I'm also not 100% certain, but I'm also pretty sure you'd want to set backend before model download (I'd assume post-download, tensors are already created for the model). I'm not sure why it'd silently crash and to be honest I wouldn't know where to even start looking into that...

I'm taking a stab in the dark. I'm assuming it crashes because on setting the backend, it throws out the old environment, including any tensors initiated on it (though silently crashing is bad, should open a ticket in tfjs if that's the case). So any tensors created implicitly on import get destroyed. AFAIK, the YOLO_ANCHORS is the only place I've created tensors implicitly (sorry!). Check it out here: https://github.com/ModelDepot/tfjs-yolo-tiny/blob/master/src/postprocess.js#L6. Try either setting tf.setBackend before that or lazy load it and hopefully that'll work?
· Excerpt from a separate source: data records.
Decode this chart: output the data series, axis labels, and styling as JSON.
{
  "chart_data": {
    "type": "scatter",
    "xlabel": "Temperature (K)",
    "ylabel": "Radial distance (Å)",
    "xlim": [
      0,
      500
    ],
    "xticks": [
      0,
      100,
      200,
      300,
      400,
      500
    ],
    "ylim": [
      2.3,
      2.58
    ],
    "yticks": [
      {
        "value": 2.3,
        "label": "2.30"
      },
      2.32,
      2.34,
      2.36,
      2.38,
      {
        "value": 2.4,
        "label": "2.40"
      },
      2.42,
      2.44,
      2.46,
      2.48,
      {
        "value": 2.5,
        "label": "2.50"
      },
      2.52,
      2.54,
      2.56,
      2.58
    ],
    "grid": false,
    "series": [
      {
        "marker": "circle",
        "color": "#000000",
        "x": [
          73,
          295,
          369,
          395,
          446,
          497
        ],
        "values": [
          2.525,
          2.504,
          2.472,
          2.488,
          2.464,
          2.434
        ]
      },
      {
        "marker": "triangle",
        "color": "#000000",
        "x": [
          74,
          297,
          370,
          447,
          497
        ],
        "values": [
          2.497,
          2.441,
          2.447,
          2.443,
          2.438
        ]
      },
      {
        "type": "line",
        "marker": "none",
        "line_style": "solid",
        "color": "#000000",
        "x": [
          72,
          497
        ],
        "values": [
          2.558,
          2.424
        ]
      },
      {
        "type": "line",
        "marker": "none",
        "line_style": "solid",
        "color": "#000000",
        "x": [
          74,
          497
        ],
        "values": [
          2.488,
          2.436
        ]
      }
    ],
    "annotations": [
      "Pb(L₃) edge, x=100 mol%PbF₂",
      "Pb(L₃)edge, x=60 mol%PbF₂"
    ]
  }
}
Let me know how it goes! I wish I could help more but I'm unfortunately still tied a bit on other work :(

jacobgil commented 6 years ago

It turns out that setting tf.setBackend('cpu') works, but then the inference is extremely slow (10 seconds!). With webgl it is much faster, even its still running on a cpu.

Closing the issue, I think its a general tensorflow-js problem.